Strategy (MSTR) fell to as low as $326 on Wednesday, trading about 4% below the 200-Day Moving Average (DMA) of $340, a key level markets watch for trading ideas.
This indicator is a commonly used technical measure that smooths out price data over approximately nine months, helping investors identify long-term trends. When a stock trades above its 200-DMA, it’s generally viewed as being in an uptrend, while trading below may indicate potential weakness or a shift in momentum. Due to its role as a significant support or resistance level, the 200-DMA is closely monitored by both traders and long-term investors.
In recent years, the 200-DMA has served as a notable support level for MSTR.
For example, in April 2025, during the so-called “Trump tariff tantrum,” the stock tested this level before rebounding. A similar pattern occurred in the summer of 2024, when MSTR again found support around the 200-DMA before resuming its upward path.

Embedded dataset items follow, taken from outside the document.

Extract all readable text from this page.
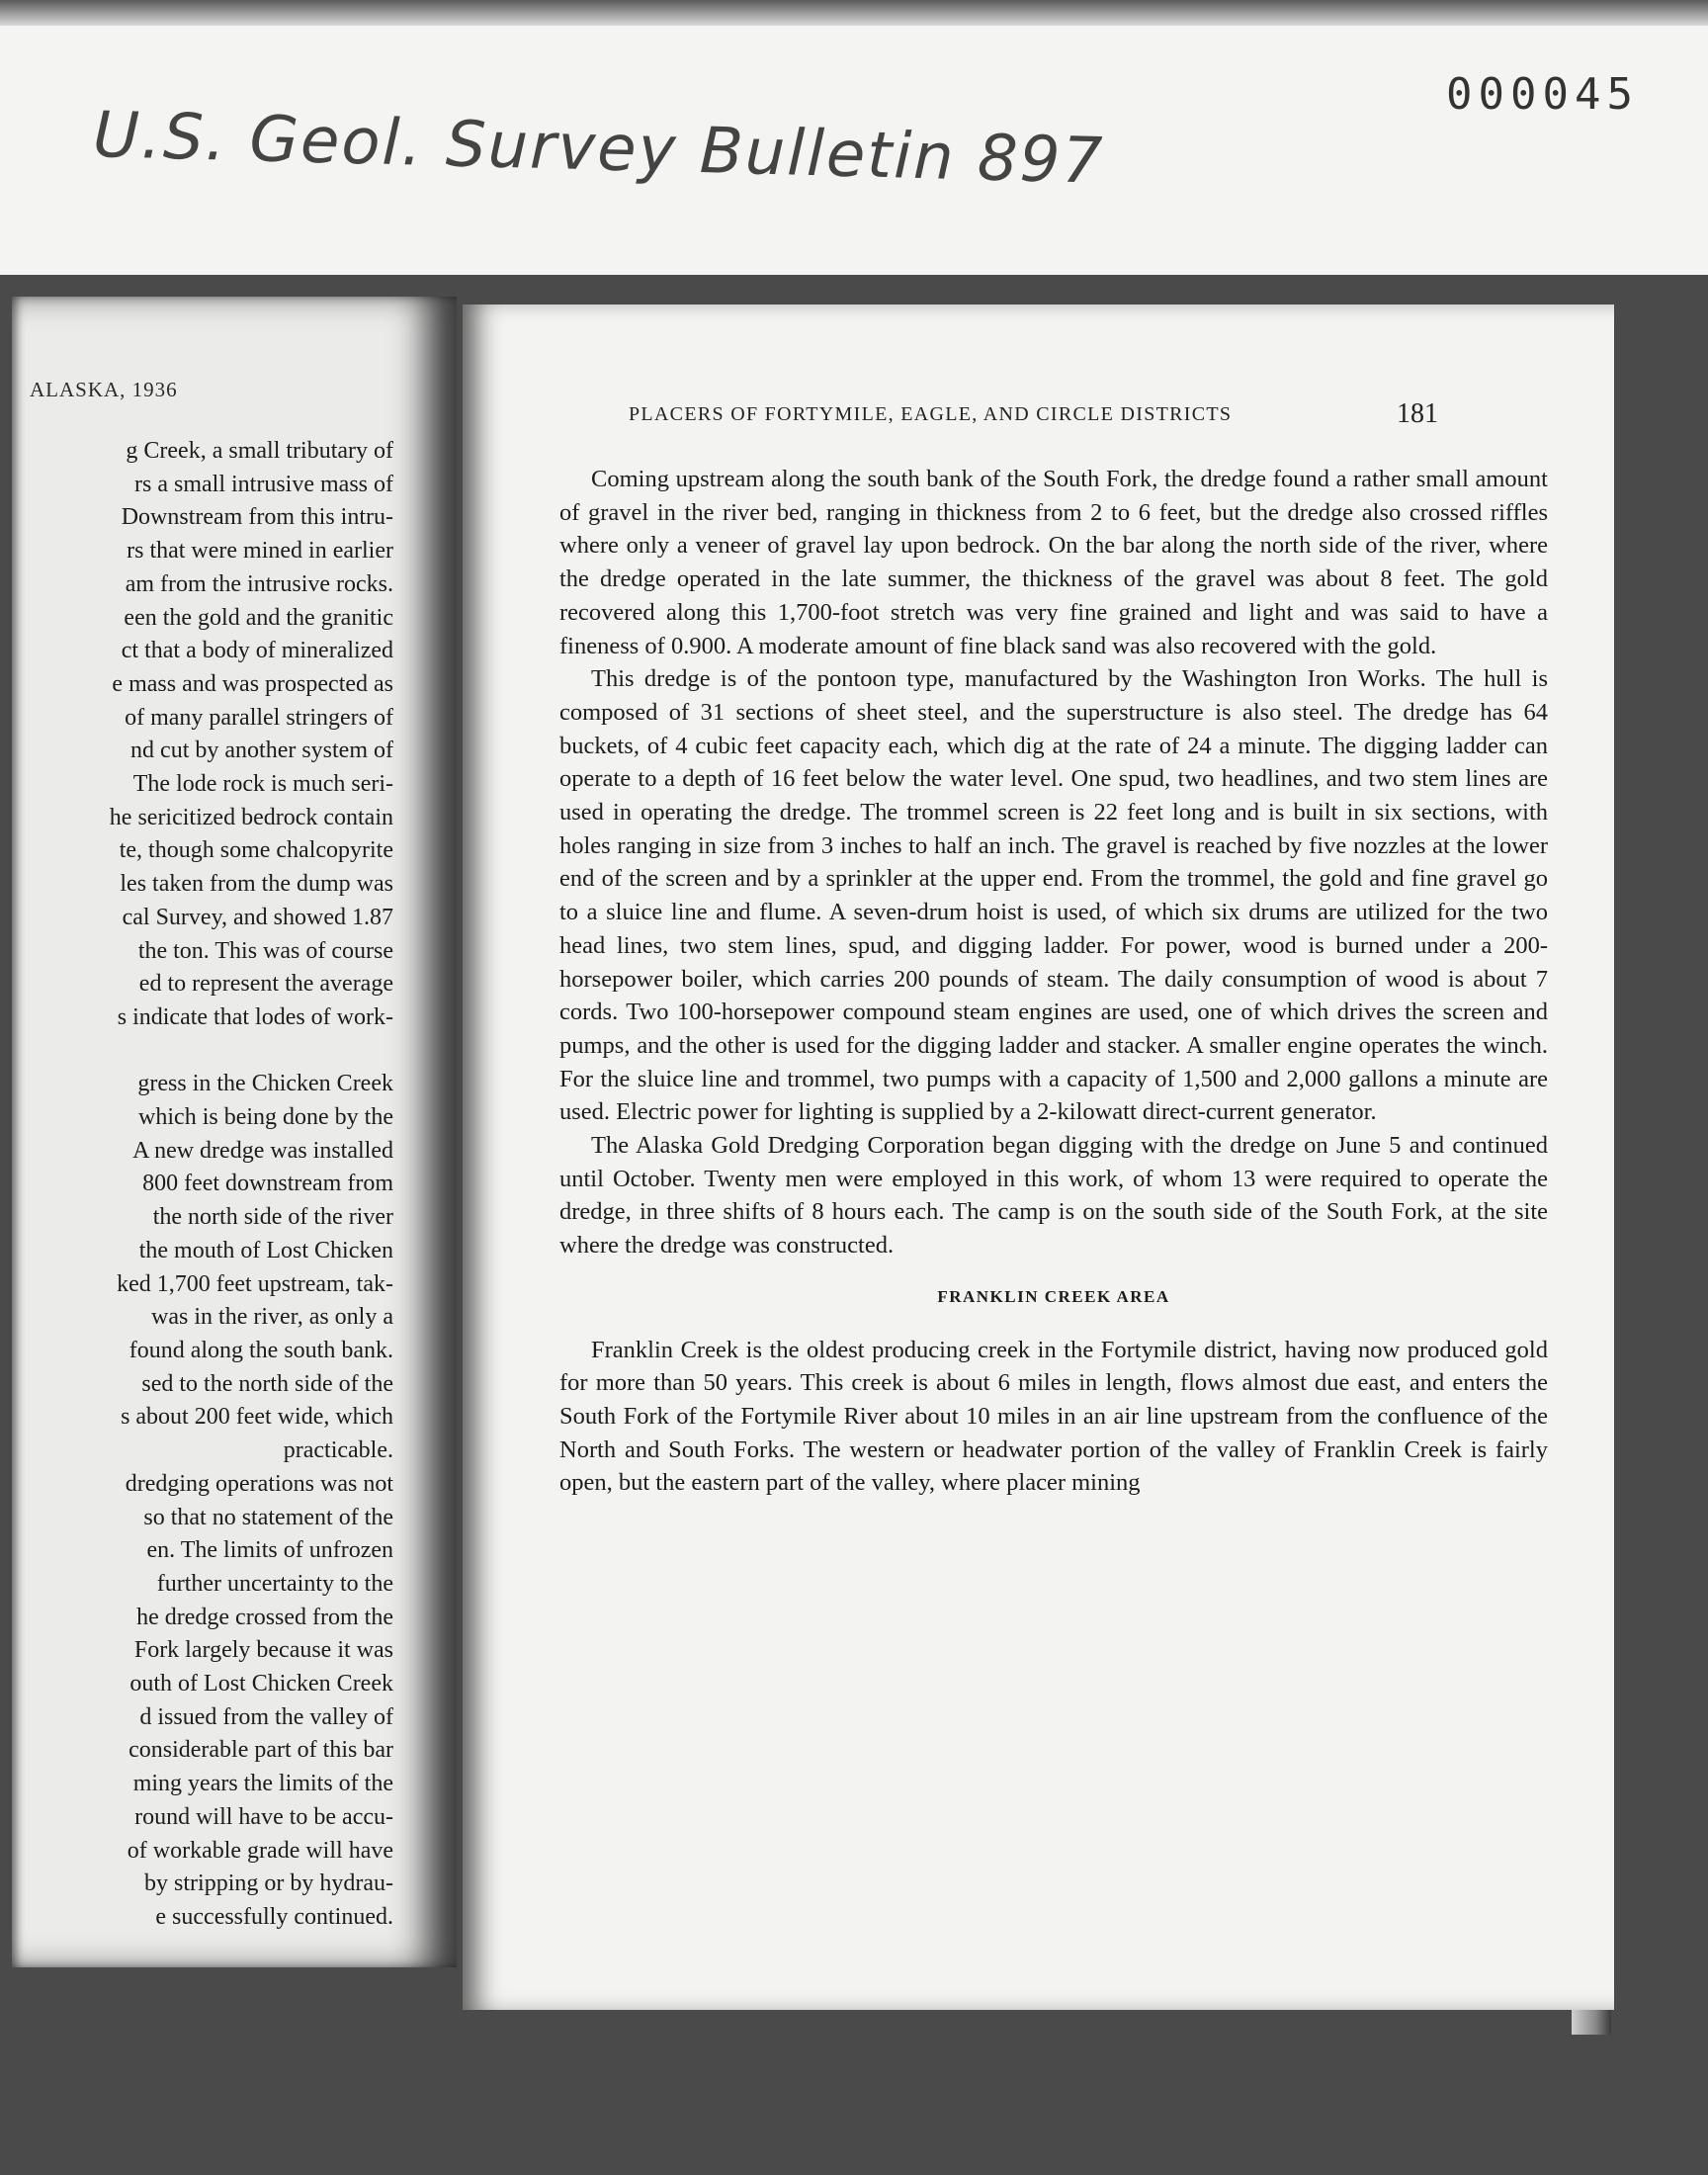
U.S. Geol. Survey Bulletin 897
000045
ALASKA, 1936
g Creek, a small tributary of
rs a small intrusive mass of
Downstream from this intru-
rs that were mined in earlier
am from the intrusive rocks.
een the gold and the granitic
ct that a body of mineralized
e mass and was prospected as
of many parallel stringers of
nd cut by another system of
The lode rock is much seri-
he sericitized bedrock contain
te, though some chalcopyrite
les taken from the dump was
cal Survey, and showed 1.87
the ton. This was of course
ed to represent the average
s indicate that lodes of work-

gress in the Chicken Creek
which is being done by the
A new dredge was installed
800 feet downstream from
the north side of the river
the mouth of Lost Chicken
ked 1,700 feet upstream, tak-
was in the river, as only a
found along the south bank.
sed to the north side of the
s about 200 feet wide, which
practicable.
dredging operations was not
so that no statement of the
en. The limits of unfrozen
further uncertainty to the
he dredge crossed from the
Fork largely because it was
outh of Lost Chicken Creek
d issued from the valley of
considerable part of this bar
ming years the limits of the
round will have to be accu-
of workable grade will have
by stripping or by hydrau-
e successfully continued.
PLACERS OF FORTYMILE, EAGLE, AND CIRCLE DISTRICTS	181

Coming upstream along the south bank of the South Fork, the dredge found a rather small amount of gravel in the river bed, ranging in thickness from 2 to 6 feet, but the dredge also crossed riffles where only a veneer of gravel lay upon bedrock. On the bar along the north side of the river, where the dredge operated in the late summer, the thickness of the gravel was about 8 feet. The gold recovered along this 1,700-foot stretch was very fine grained and light and was said to have a fineness of 0.900. A moderate amount of fine black sand was also recovered with the gold.

This dredge is of the pontoon type, manufactured by the Washington Iron Works. The hull is composed of 31 sections of sheet steel, and the superstructure is also steel. The dredge has 64 buckets, of 4 cubic feet capacity each, which dig at the rate of 24 a minute. The digging ladder can operate to a depth of 16 feet below the water level. One spud, two headlines, and two stem lines are used in operating the dredge. The trommel screen is 22 feet long and is built in six sections, with holes ranging in size from 3 inches to half an inch. The gravel is reached by five nozzles at the lower end of the screen and by a sprinkler at the upper end. From the trommel, the gold and fine gravel go to a sluice line and flume. A seven-drum hoist is used, of which six drums are utilized for the two head lines, two stem lines, spud, and digging ladder. For power, wood is burned under a 200-horsepower boiler, which carries 200 pounds of steam. The daily consumption of wood is about 7 cords. Two 100-horsepower compound steam engines are used, one of which drives the screen and pumps, and the other is used for the digging ladder and stacker. A smaller engine operates the winch. For the sluice line and trommel, two pumps with a capacity of 1,500 and 2,000 gallons a minute are used. Electric power for lighting is supplied by a 2-kilowatt direct-current generator.

The Alaska Gold Dredging Corporation began digging with the dredge on June 5 and continued until October. Twenty men were employed in this work, of whom 13 were required to operate the dredge, in three shifts of 8 hours each. The camp is on the south side of the South Fork, at the site where the dredge was constructed.

FRANKLIN CREEK AREA

Franklin Creek is the oldest producing creek in the Fortymile district, having now produced gold for more than 50 years. This creek is about 6 miles in length, flows almost due east, and enters the South Fork of the Fortymile River about 10 miles in an air line upstream from the confluence of the North and South Forks. The western or headwater portion of the valley of Franklin Creek is fairly open, but the eastern part of the valley, where placer mining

Whether the current dip below this technical threshold is temporary or signals a more sustained downturn will largely depend on both bitcoin’s price action and broader market sentiment.
Chanos notches a win
Famed short-seller James Chanos has been publicly bearish on Strategy for several weeks, announcing that he has made a sizable bet against the Michael Saylor-led company by shorting MSTR against a long in bitcoin.
Recently, this trade has appeared successful, with MSTR down 21% over the past month compared to bitcoin’s modest 3.5% decline.
Market technician J.C. Parets observed that the ratio between MSTR and IBIT (BlackRock’s spot bitcoin ETF) has now decreased to a five-month low, stating, “This one is accelerating quickly.”